For user-facing questions, I use the questionary library. Questions with options display a UI where users can select with arrow keys, while questions without options accept free-text input. Here is an example of the output during execution:

Q1. Which API will you use as the weather forecast data source?
   Background: Different weather APIs provide different information and require different authentication (API keys).

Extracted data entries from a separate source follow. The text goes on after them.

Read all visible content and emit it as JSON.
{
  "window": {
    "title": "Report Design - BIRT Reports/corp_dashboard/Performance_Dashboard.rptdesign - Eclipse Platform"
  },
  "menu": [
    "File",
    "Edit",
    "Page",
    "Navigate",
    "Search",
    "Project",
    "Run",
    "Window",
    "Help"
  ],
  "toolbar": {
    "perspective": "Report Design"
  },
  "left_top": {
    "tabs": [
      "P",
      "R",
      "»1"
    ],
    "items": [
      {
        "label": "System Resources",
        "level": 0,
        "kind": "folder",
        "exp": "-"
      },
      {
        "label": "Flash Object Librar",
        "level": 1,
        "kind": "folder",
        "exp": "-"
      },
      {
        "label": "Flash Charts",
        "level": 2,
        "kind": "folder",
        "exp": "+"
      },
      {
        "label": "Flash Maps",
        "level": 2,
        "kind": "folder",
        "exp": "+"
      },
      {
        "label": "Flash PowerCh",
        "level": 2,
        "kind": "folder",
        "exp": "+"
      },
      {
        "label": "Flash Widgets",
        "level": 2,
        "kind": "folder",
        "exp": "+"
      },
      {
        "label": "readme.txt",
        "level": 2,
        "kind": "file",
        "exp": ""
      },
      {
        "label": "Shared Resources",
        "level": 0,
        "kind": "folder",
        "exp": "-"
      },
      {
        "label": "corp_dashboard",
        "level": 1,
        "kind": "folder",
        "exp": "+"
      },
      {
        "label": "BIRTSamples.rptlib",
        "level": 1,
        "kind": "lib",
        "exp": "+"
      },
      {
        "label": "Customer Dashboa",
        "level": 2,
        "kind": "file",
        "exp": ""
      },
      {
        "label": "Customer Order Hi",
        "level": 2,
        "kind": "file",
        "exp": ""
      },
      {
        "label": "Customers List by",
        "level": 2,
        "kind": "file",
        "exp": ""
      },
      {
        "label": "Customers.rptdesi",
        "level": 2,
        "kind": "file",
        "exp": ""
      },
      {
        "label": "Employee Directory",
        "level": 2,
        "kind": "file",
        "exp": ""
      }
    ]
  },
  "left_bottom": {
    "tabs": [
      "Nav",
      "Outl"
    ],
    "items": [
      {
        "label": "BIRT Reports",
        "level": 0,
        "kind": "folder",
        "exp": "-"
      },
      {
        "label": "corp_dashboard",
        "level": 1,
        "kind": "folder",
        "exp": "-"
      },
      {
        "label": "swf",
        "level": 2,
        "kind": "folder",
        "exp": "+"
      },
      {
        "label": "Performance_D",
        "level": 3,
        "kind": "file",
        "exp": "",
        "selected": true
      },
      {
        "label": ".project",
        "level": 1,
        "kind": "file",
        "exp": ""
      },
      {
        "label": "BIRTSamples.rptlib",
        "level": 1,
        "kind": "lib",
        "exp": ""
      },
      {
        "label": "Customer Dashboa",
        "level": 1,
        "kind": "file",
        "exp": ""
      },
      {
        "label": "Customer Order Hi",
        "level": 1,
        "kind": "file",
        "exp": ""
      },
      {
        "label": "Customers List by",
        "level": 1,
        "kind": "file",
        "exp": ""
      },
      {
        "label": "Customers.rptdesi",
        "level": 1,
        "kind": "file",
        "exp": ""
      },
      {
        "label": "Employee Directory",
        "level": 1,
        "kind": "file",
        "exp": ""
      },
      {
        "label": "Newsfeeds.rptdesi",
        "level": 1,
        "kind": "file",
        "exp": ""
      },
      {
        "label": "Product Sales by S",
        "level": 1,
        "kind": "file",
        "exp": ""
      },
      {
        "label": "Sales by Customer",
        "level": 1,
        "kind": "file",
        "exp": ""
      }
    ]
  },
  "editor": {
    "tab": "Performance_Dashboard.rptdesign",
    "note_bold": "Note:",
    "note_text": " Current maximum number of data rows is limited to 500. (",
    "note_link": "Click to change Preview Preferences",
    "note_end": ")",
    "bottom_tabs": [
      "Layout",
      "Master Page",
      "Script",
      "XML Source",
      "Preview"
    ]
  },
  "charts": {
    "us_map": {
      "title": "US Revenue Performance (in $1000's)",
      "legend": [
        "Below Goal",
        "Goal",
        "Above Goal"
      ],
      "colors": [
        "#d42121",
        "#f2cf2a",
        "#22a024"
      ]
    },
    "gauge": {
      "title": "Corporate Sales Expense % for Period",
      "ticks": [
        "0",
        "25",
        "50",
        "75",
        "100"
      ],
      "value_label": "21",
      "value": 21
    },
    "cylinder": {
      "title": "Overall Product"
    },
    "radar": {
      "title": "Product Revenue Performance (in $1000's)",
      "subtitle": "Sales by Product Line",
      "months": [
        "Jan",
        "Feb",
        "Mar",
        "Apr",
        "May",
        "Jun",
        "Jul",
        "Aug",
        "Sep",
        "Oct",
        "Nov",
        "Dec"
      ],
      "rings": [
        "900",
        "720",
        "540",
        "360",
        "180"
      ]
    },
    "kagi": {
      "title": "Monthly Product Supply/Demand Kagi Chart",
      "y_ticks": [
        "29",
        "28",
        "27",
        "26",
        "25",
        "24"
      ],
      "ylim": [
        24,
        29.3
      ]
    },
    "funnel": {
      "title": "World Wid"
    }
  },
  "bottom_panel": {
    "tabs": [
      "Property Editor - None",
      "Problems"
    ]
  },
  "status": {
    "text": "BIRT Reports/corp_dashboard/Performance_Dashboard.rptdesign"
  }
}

? Select your answer for Q1: (Use arrow keys)
 » Open-Meteo API (free, no API key required, global weather data)
   OpenWeatherMap API (free tier available, API key required, popular)
   JMA API (unofficial, no API key required, Japan only)
   Other (free text)

The approval flow after plan completion presents three choices: “Approve / Request modifications / Cancel.” If modifications are requested, the feedback is passed to Claude and the flow returns to the plan update loop.

Demo

As a test, I submitted a rough request — “I want to write Python code that displays the weather forecast” — and had it produce a more detailed execution plan.

Plan Mode demo

Some waiting time during thinking has been cut from this video. In practice, responses take a bit longer.

Conclusion

In this article, I recreated the equivalent of Claude Code’s Plan Mode in a custom AI Agent using the Claude Agent SDK. When you actually implement it, you realize that since question generation is handled by the LLM, all you need to do is handle the output — there’s nothing particularly difficult involved. The Plan Mode mechanism itself is a combination of mature technologies: prompt engineering and file-based state management. Functionality equivalent to Claude Code’s dedicated tools like AskUserQuestion and ExitPlanMode can be achieved simply through structured output formatting and prompt design.

Since this approach only defines the overall processing flow and I/O, whether it can produce a good plan ultimately depends on the LLM’s reasoning capabilities. How clearly a user can convey their vision of the finished product and provide context will be a major factor influencing the quality of the Agent’s plans.